= Providence, Texas =

Unincorporated community in Texas, US

Providence is an unincorporated community in Anderson County, in the U.S. state of Texas. It is a part of the Palestine, Texas micropolitan area.

==History==
Providence got its start by a land grant given to W.T. Miller on March 20, 1858, in which he was given 8 acres of land for a church and a cemetery. The residents and the community's masons built a two-story tall building with a church in the downstairs area, and a lodge called Providence Lodge No. 400 in the upstairs area. This lodge was chartered on June 15, 1874, and a man named George H. Stovall was the master. A tornado came by in 1900 and completely destroyed the building, which was then moved to the nearby town of Elkhart five years later. The community's church members worshipped under an arbor until the materials that were not destroyed by the 1900 tornado were used to build a new, one-story building. The community had numerous houses in the 1930s. The community's church then voted for its closure in 1935. Then, on June 3, 1973, that church and its cemetery were given a dedication by a Texas Historical Marker. Every first Sunday of June each year is when a memorial service for the church occurs.

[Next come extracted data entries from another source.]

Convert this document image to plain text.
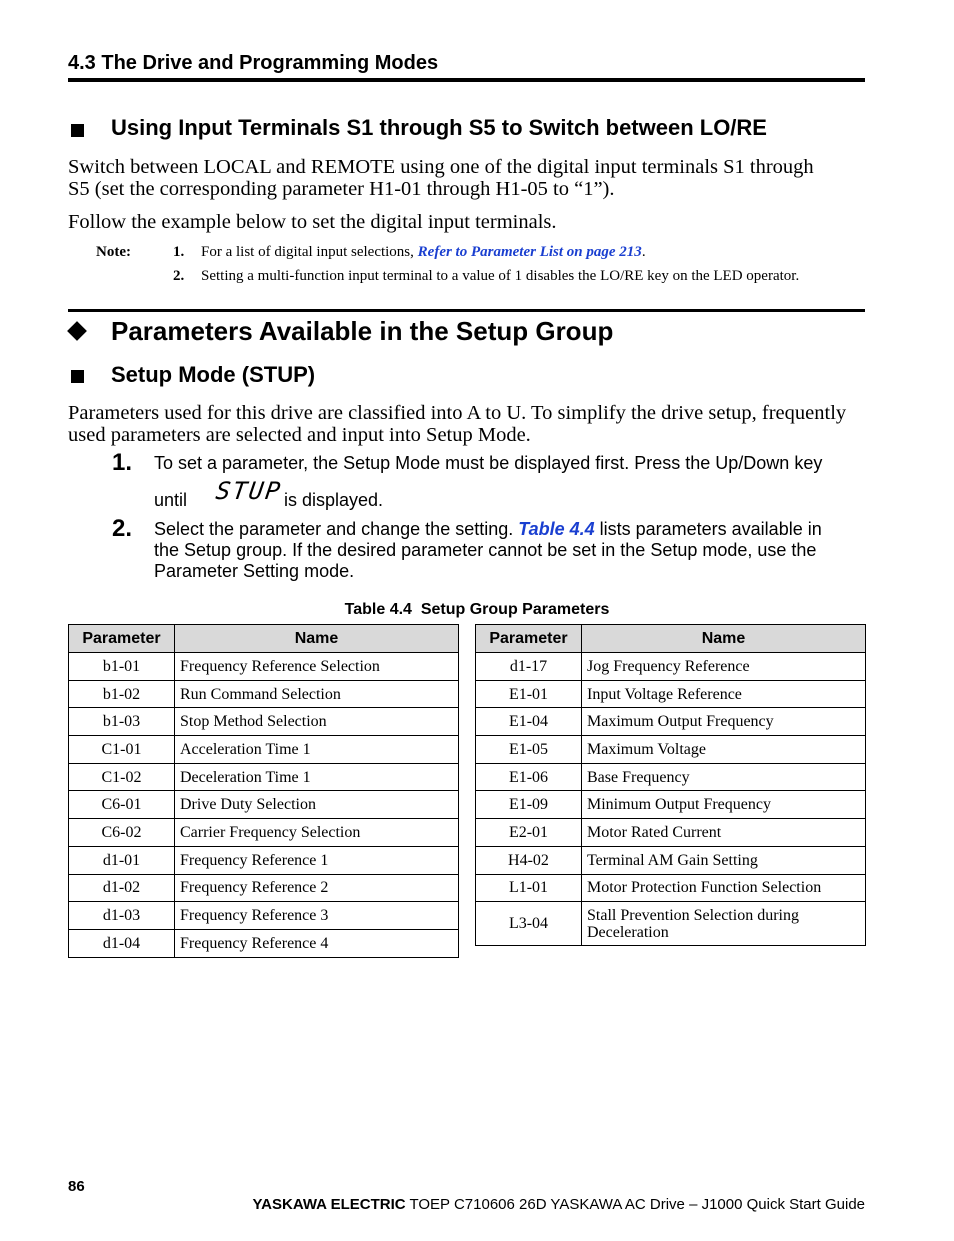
4.3 The Drive and Programming Modes
Using Input Terminals S1 through S5 to Switch between LO/RE
Switch between LOCAL and REMOTE using one of the digital input terminals S1 through
S5 (set the corresponding parameter H1-01 through H1-05 to “1”).
Follow the example below to set the digital input terminals.
Note:	1. For a list of digital input selections, Refer to Parameter List on page 213.
2. Setting a multi-function input terminal to a value of 1 disables the LO/RE key on the LED operator.
Parameters Available in the Setup Group
Setup Mode (STUP)
Parameters used for this drive are classified into A to U. To simplify the drive setup, frequently
used parameters are selected and input into Setup Mode.
1. To set a parameter, the Setup Mode must be displayed first. Press the Up/Down key
until STUP is displayed.
2. Select the parameter and change the setting. Table 4.4 lists parameters available in
the Setup group. If the desired parameter cannot be set in the Setup mode, use the
Parameter Setting mode.
Table 4.4  Setup Group Parameters
Parameter	Name
b1-01	Frequency Reference Selection
b1-02	Run Command Selection
b1-03	Stop Method Selection
C1-01	Acceleration Time 1
C1-02	Deceleration Time 1
C6-01	Drive Duty Selection
C6-02	Carrier Frequency Selection
d1-01	Frequency Reference 1
d1-02	Frequency Reference 2
d1-03	Frequency Reference 3
d1-04	Frequency Reference 4
Parameter	Name
d1-17	Jog Frequency Reference
E1-01	Input Voltage Reference
E1-04	Maximum Output Frequency
E1-05	Maximum Voltage
E1-06	Base Frequency
E1-09	Minimum Output Frequency
E2-01	Motor Rated Current
H4-02	Terminal AM Gain Setting
L1-01	Motor Protection Function Selection
L3-04	Stall Prevention Selection during Deceleration
86

YASKAWA ELECTRIC TOEP C710606 26D YASKAWA AC Drive – J1000 Quick Start Guide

This church and its cemetery and a few scattered houses were the only things remaining in the community in 1992. Eight years later, in 2000, Providence was featured on county highway maps, but never had a population estimate available.

==Geography==
Providence stands just off of Farm to Market Road 323 near Slocum, approximately 11 mi northwest of Palestine in the northwestern portion of Anderson County.

==Education==
A school was to be built in Providence on the eight acre land grant given to W.T. Miller on March 20, 1858, and the community's lodge was also used as a school. The community's school served 48 Black students in 1897, and was eventually closed in 1905. Afterwards, the community's school age children attended school in nearby communities. Another school opened in the community in the 1930s.